SGD works by altering the evaluation of the gradient by randomly picking the batch order during each training iteration. While SGD works well for most cases, it does not perform well in a GAN, due to a problem known as the vanishing exploding gradient, which happens when trying to train multiple, but combined, networks. Remember, we are directly feeding the results of our generator into the discriminator. Instead, we look to more advanced optimizers. A graph showing the performance of the typical best optimizers is shown in the following diagram:



Performance comparison of various optimizers

All of the methods in the graph have their origin in SGD, but you can clearly see the winner in this instance is Adam. There are cases where this is not the case, but the current favorite optimizer is Adam. It is something we have used extensively before, as you may have noticed, and you will likely continue using it in the future. However, let's take a look at each of the optimizers in a little more detail, as follows:

  • SGD: This is one of the first models we looked at and it will often be our baseline to train against.
  • SGD with Nesterov: The problem SGD often faces is that wobble effect we saw in network loss, in one of the earlier training examples. Remember, during training, our network loss would fluctuate between two values, almost as if it was a ball going up and down a hill. In essence, that is exactly what is happening, but we can correct that by introducing a term we call momentum. An example of the effect momentum has on training is shown in the following diagram:


SGD with and without momentum

So, now, instead of just letting the ball blindly roll around, we control its speed. We give it a push to get over some of those annoying bumps or wobbles, and more efficiently get to the lowest point. 

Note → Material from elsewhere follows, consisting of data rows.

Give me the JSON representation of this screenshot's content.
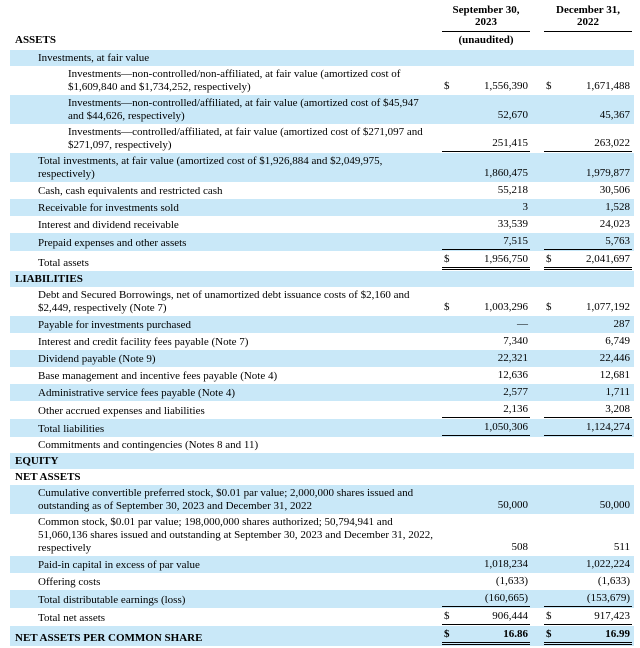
{
  "header": {
    "col1": {
      "line1": "September 30,",
      "line2": "2023",
      "subtitle": "(unaudited)"
    },
    "col2": {
      "line1": "December 31,",
      "line2": "2022",
      "subtitle": ""
    }
  },
  "sections": {
    "assets": "ASSETS"
  },
  "colors": {
    "row_shade": "#c9e8f8",
    "text": "#000000",
    "rule": "#000000"
  },
  "rows": [
    {
      "label": "Investments, at fair value",
      "indent": 1,
      "shaded": true
    },
    {
      "label": "Investments—non-controlled/non-affiliated, at fair value (amortized cost of $1,609,840 and $1,734,252, respectively)",
      "indent": 2,
      "dollar": true,
      "v1": "1,556,390",
      "v2": "1,671,488"
    },
    {
      "label": "Investments—non-controlled/affiliated, at fair value (amortized cost of $45,947 and $44,626, respectively)",
      "indent": 2,
      "shaded": true,
      "v1": "52,670",
      "v2": "45,367"
    },
    {
      "label": "Investments—controlled/affiliated, at fair value (amortized cost of $271,097 and $271,097, respectively)",
      "indent": 2,
      "v1": "251,415",
      "v2": "263,022",
      "rule": "single"
    },
    {
      "label": "Total investments, at fair value (amortized cost of $1,926,884 and $2,049,975, respectively)",
      "indent": 1,
      "shaded": true,
      "v1": "1,860,475",
      "v2": "1,979,877"
    },
    {
      "label": "Cash, cash equivalents and restricted cash",
      "indent": 1,
      "v1": "55,218",
      "v2": "30,506"
    },
    {
      "label": "Receivable for investments sold",
      "indent": 1,
      "shaded": true,
      "v1": "3",
      "v2": "1,528"
    },
    {
      "label": "Interest and dividend receivable",
      "indent": 1,
      "v1": "33,539",
      "v2": "24,023"
    },
    {
      "label": "Prepaid expenses and other assets",
      "indent": 1,
      "shaded": true,
      "v1": "7,515",
      "v2": "5,763",
      "rule": "single"
    },
    {
      "label": "Total assets",
      "indent": 1,
      "dollar": true,
      "v1": "1,956,750",
      "v2": "2,041,697",
      "rule": "double"
    },
    {
      "label": "LIABILITIES",
      "indent": 0,
      "bold": true,
      "shaded": true,
      "section": true
    },
    {
      "label": "Debt and Secured Borrowings, net of unamortized debt issuance costs of $2,160 and $2,449, respectively (Note 7)",
      "indent": 1,
      "dollar": true,
      "v1": "1,003,296",
      "v2": "1,077,192"
    },
    {
      "label": "Payable for investments purchased",
      "indent": 1,
      "shaded": true,
      "v1": "—",
      "v2": "287"
    },
    {
      "label": "Interest and credit facility fees payable (Note 7)",
      "indent": 1,
      "v1": "7,340",
      "v2": "6,749"
    },
    {
      "label": "Dividend payable (Note 9)",
      "indent": 1,
      "shaded": true,
      "v1": "22,321",
      "v2": "22,446"
    },
    {
      "label": "Base management and incentive fees payable (Note 4)",
      "indent": 1,
      "v1": "12,636",
      "v2": "12,681"
    },
    {
      "label": "Administrative service fees payable (Note 4)",
      "indent": 1,
      "shaded": true,
      "v1": "2,577",
      "v2": "1,711"
    },
    {
      "label": "Other accrued expenses and liabilities",
      "indent": 1,
      "v1": "2,136",
      "v2": "3,208",
      "rule": "single"
    },
    {
      "label": "Total liabilities",
      "indent": 1,
      "shaded": true,
      "v1": "1,050,306",
      "v2": "1,124,274",
      "rule": "single"
    },
    {
      "label": "Commitments and contingencies (Notes 8 and 11)",
      "indent": 1
    },
    {
      "label": "EQUITY",
      "indent": 0,
      "bold": true,
      "shaded": true,
      "section": true
    },
    {
      "label": "NET ASSETS",
      "indent": 0,
      "bold": true,
      "section": true
    },
    {
      "label": "Cumulative convertible preferred stock, $0.01 par value; 2,000,000 shares issued and outstanding as of September 30, 2023 and December 31, 2022",
      "indent": 1,
      "shaded": true,
      "v1": "50,000",
      "v2": "50,000"
    },
    {
      "label": "Common stock, $0.01 par value; 198,000,000 shares authorized; 50,794,941 and 51,060,136 shares issued and outstanding at September 30, 2023 and December 31, 2022, respectively",
      "indent": 1,
      "v1": "508",
      "v2": "511"
    },
    {
      "label": "Paid-in capital in excess of par value",
      "indent": 1,
      "shaded": true,
      "v1": "1,018,234",
      "v2": "1,022,224"
    },
    {
      "label": "Offering costs",
      "indent": 1,
      "v1": "(1,633)",
      "v2": "(1,633)"
    },
    {
      "label": "Total distributable earnings (loss)",
      "indent": 1,
      "shaded": true,
      "v1": "(160,665)",
      "v2": "(153,679)",
      "rule": "single"
    },
    {
      "label": "Total net assets",
      "indent": 1,
      "dollar": true,
      "v1": "906,444",
      "v2": "917,423",
      "rule": "single"
    },
    {
      "label": "NET ASSETS PER COMMON SHARE",
      "indent": 0,
      "bold": true,
      "shaded": true,
      "dollar": true,
      "v1": "16.86",
      "v2": "16.99",
      "rule": "double",
      "bold_values": true
    }
  ]
}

As you may recall from studying the math of backpropagation, we control the gradient in SGD to train the network to minimize error or loss. By introducing momentum, we try to control the gradient to be more efficient by approximating what the values should be. The Nesterov technique, or it may just be referred to as Momentum, uses an accelerated momentum term to further optimize the gradient.

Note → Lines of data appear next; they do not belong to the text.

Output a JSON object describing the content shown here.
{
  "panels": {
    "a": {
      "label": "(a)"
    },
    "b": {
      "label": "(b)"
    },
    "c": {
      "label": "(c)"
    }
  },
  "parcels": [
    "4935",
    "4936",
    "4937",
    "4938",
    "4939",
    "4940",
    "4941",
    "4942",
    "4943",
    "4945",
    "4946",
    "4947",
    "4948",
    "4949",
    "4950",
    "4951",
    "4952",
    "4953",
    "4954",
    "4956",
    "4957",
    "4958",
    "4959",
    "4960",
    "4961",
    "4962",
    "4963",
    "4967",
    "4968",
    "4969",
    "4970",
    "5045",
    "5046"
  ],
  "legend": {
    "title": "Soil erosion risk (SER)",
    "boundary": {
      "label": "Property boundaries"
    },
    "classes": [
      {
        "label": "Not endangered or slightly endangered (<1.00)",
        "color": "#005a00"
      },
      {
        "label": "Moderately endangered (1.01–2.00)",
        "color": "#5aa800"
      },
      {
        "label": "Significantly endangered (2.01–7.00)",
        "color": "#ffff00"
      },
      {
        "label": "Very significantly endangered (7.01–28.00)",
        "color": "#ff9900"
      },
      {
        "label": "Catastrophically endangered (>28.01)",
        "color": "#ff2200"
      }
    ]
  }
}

  • AdaGrad: This method optimizes the individual training parameters based on the frequency of the updates, which makes it ideal for working with smaller datasets. The other main benefit is that it allows you to not have to tune the learning rate. However, a big weakness with this method is squared gradients causing the learning rate to become so small that the network stops learning.
  • AdaDelta: This method is an extension to AdaGrad, which deals with the squared gradients and vanishing learning rate. It does this by fixing the learning rate window to a particular minimum.
  • RMSProp: Developed by Geoff Hinton, the grandfather of deep learning, this is a technique to manage the vanishing learning rate problem in AdaGrad. As you can see in the graph, it is on par with AdaDelta for the sample shown.  
  • Adaptive Moment Estimation (Adam): This is another technique that attempts to control that gradient using a more controlled version of Momentum. It is often described as Momentum plus RMSProp, since it combines the best of both techniques.
  • AdaMax: This method is not shown on the performance graph but is worth mentioning. It is an extension to Adam that generalizes each iteration of an update applied to the momentum. 
  • Nadam: This is another method not on the graph; it is a combination of Nesterov-accelerated Momentum and Adam. The vanilla Adam just uses a Momentum term that is not accelerated.
  • AMSGrad: This is a variation of Adam that works best when Adam is shown to be unable to converge or wobble. This is caused by the algorithm failing to adapt learning rates and is fixed by taking a maximum rather than an average of previously squared gradients. The difference is subtle and tends to prefer smaller datasets. Keep this option in the back of your mind as a possible future tool.

That completes our short overview of optimizers; be sure to refer to the exercises at the end of the chapter for ways you can explore them further. In the next section, we build our own GAN that can generate textures we can use in games.